En el fondo, que el modelo no se hace cargo ni de la equidad social ni de la sustentabilidad ambiental. Ese es el problema. El modelo se hace cargo de la eficiencia y la rentabilidad económica –los que de todas maneras son puntos importantes– pero a costa de no poder abordar los demás problemas. En toda esta discusión hay que entender que el Código de Aguas es un fiel reflejo del modelo económico en su conjunto, para bien y para mal. Es una especie de subproducto del modelo neoliberal en Chile.
-Imagino que conoce el caso emblemático de Petorca o de Tierra Amarilla, en Copiapó. Ahí hay personas que no tienen agua potable para uso doméstico o sanitario, y que conviven con industrias que funcionan a partir de la explotación intensiva del recurso. Esos casos, que no son únicos en Chile, sugieren que este sistema no se preocupa de distribuir el agua atendiendo a un orden de prioridades.
Es válido preguntarse cómo están distribuidos los beneficios de este modelo. Creo que el hecho de que los conflictos por agua sigan y crezcan en Chile, es un costo del mismo. Si hay tantos conflictos, tantas externalidades sociales y ambientales, y si el marco institucional en su conjunto no es capaz de hacer más que insistir en el statu quo, eso es negativo para el interés nacional, aunque haya beneficios económicos.
Lo que salta a la vista en el caso chileno es que el marco actual es capaz de defender algunos intereses, pero es incapaz de articular bien una serie de intereses públicos. En Chile se ha impuesto una visión economicista en la gestión de los recursos hídricos y la pregunta que planteo en mis estudios es si esa visión es compatible con una gestión integrada de los recursos hídricos.
-¿Y es compatible el enfoque economicista chileno con la gestión integrada de recursos hídricos?
Mi análisis del caso chileno es que justamente la parte integrada es la que no funciona. La capacidad del marco institucional para hacerse cargo de conflictos serios es muy débil. La gestión se ha hecho sin atención a la institucionalidad. El agua es un bien económico, pero también es un bien social y un bien medioambiental. Mi argumento es que hay que buscar un equilibrio entre estas variables y es este balance el que no existe en la legislación ni institucionalidad chilena respecto del agua.

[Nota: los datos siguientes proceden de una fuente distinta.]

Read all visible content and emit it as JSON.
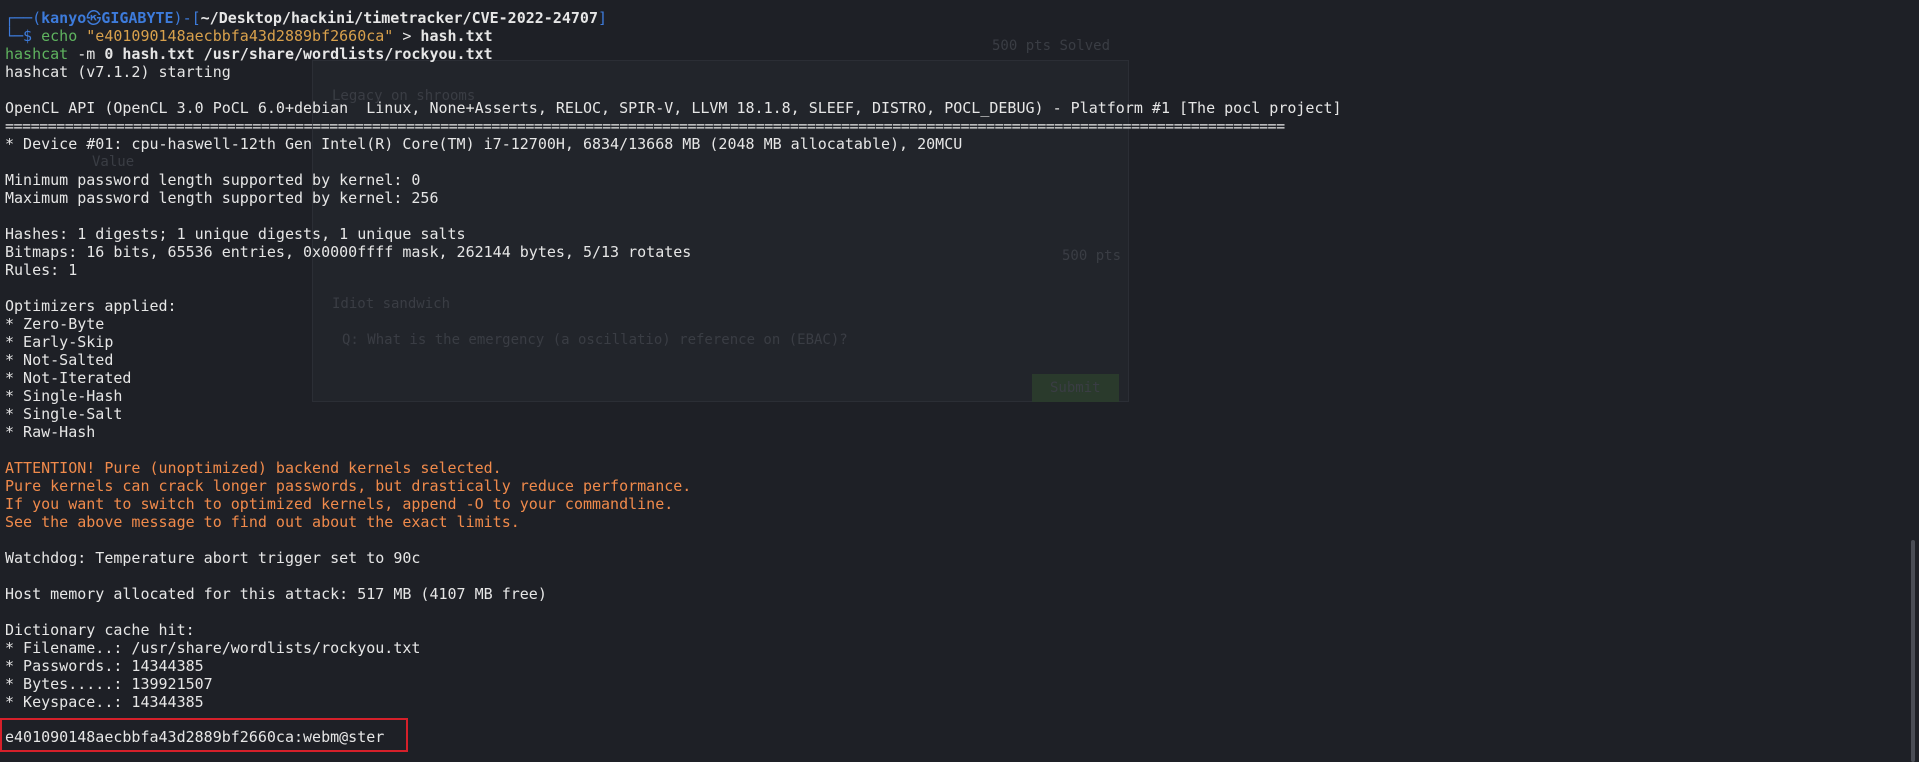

-¿Existe alguna etapa en la historia de Chile en el que el manejo de los recursos hídricos se haya acercado más a un enfoque integral o haya funcionado de mejor manera que el actual? Antes el Estado tenía un rol mucho más activo y más potestad para intervenir en la gestión de las aguas.

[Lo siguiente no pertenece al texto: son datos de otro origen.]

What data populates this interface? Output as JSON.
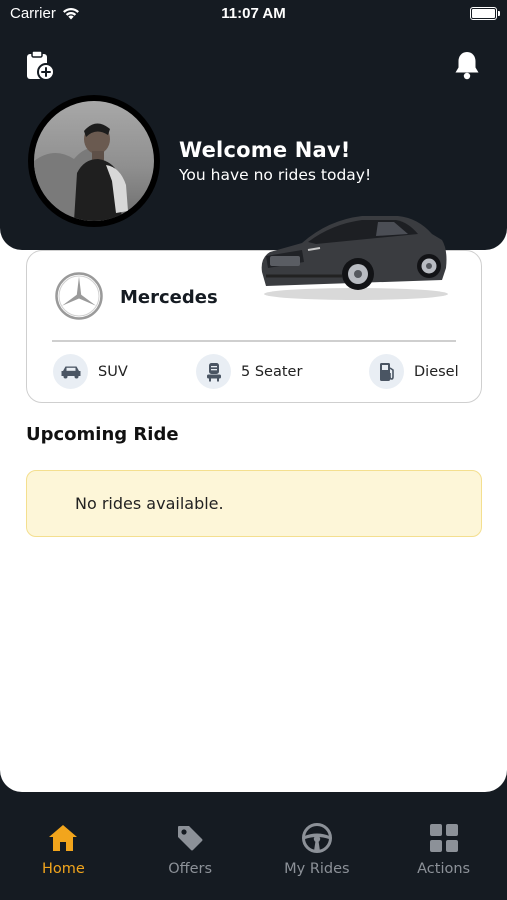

El Código de 1951, bajo mi perspectiva, era el más apropiado, justamente porque tiene un equilibrio entre regulación pública y derecho privado. En los ’50 y ’60 el riego era lo que dominaba la discusión política. Los conflictos actuales, de tener que combinar y coordinar usos múltiples, son problemas que vienen con el desarrollo económico y con la regulación ambiental. Los problemas que está abordando Chile actualmente son mucho peores que antes y eso es producto del desarrollo económico de las últimas décadas.
-¿Hay efectos positivos que puedan ser asociados al Código de Aguas de 1981?

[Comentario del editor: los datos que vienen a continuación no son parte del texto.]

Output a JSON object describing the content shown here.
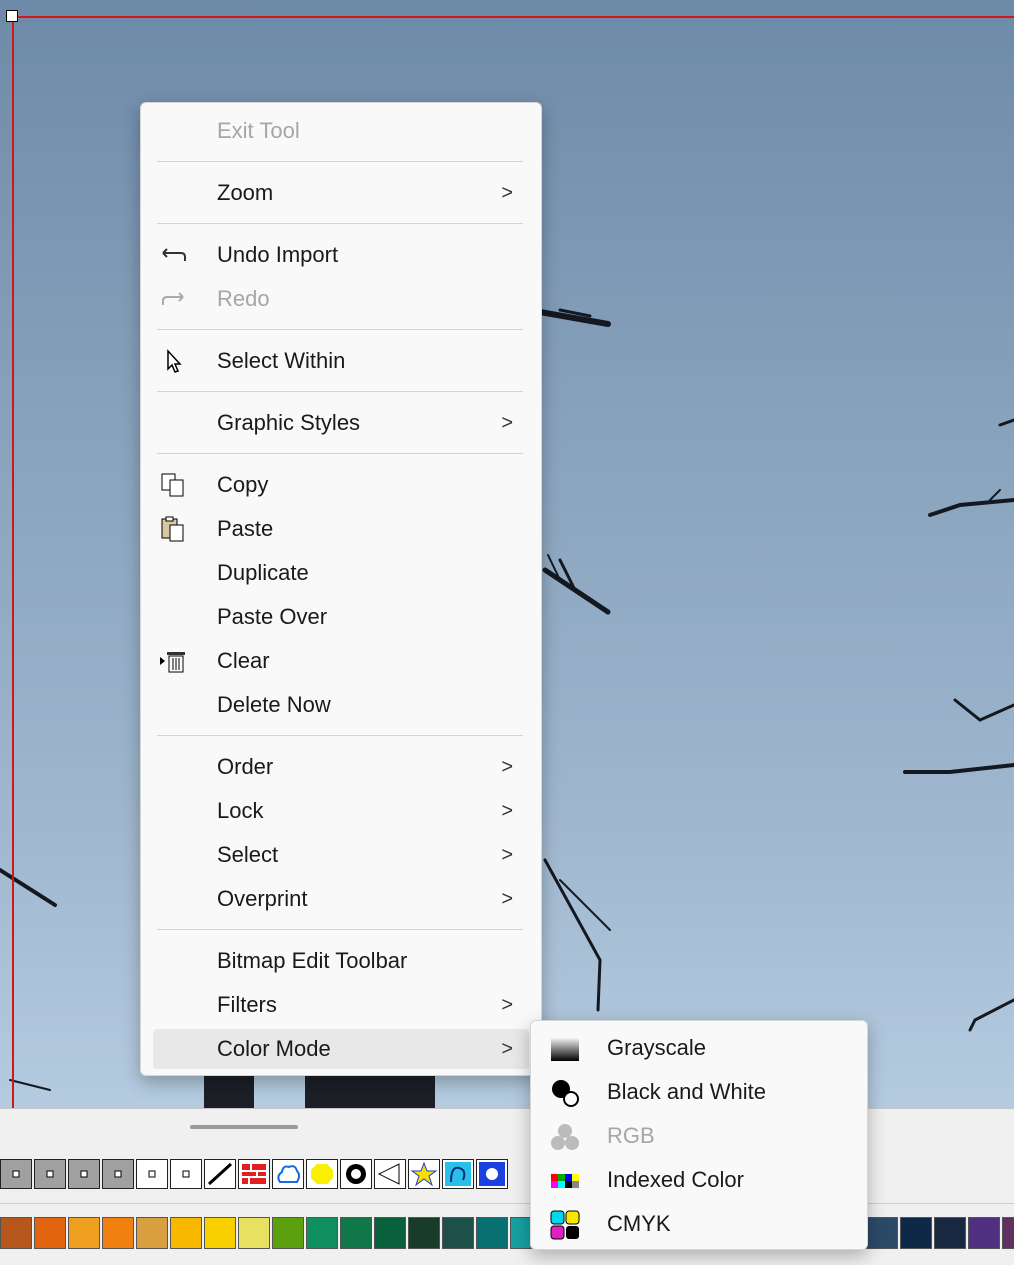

Creo que el efecto más positivo, no para todos pero para muchos, es la seguridad legal que existe sobre los derechos de agua. Por tanto, existe un gran incentivo para invertir en actividades que utilizan ese insumo. El otro efecto positivo es la creación de un mercado, aunque creo, según mis estudios, que éste ha tenido una actividad menos dinámica de lo que muchos esperaron en un principio.
-¿Qué le parece la última modificación realizada al Código de Aguas en el 2005, con la introducción de cobro por no uso de agua?
Tiene aspectos valiosos, pero en el fondo el cambio es bastante mínimo. No tocó la filosofía fundamental de la ley. Es una reforma muy restringida y por razones políticas. Era la reforma políticamente posible y eso explica que tenga esa figura tan rara de pagar una patente por no usar el recurso.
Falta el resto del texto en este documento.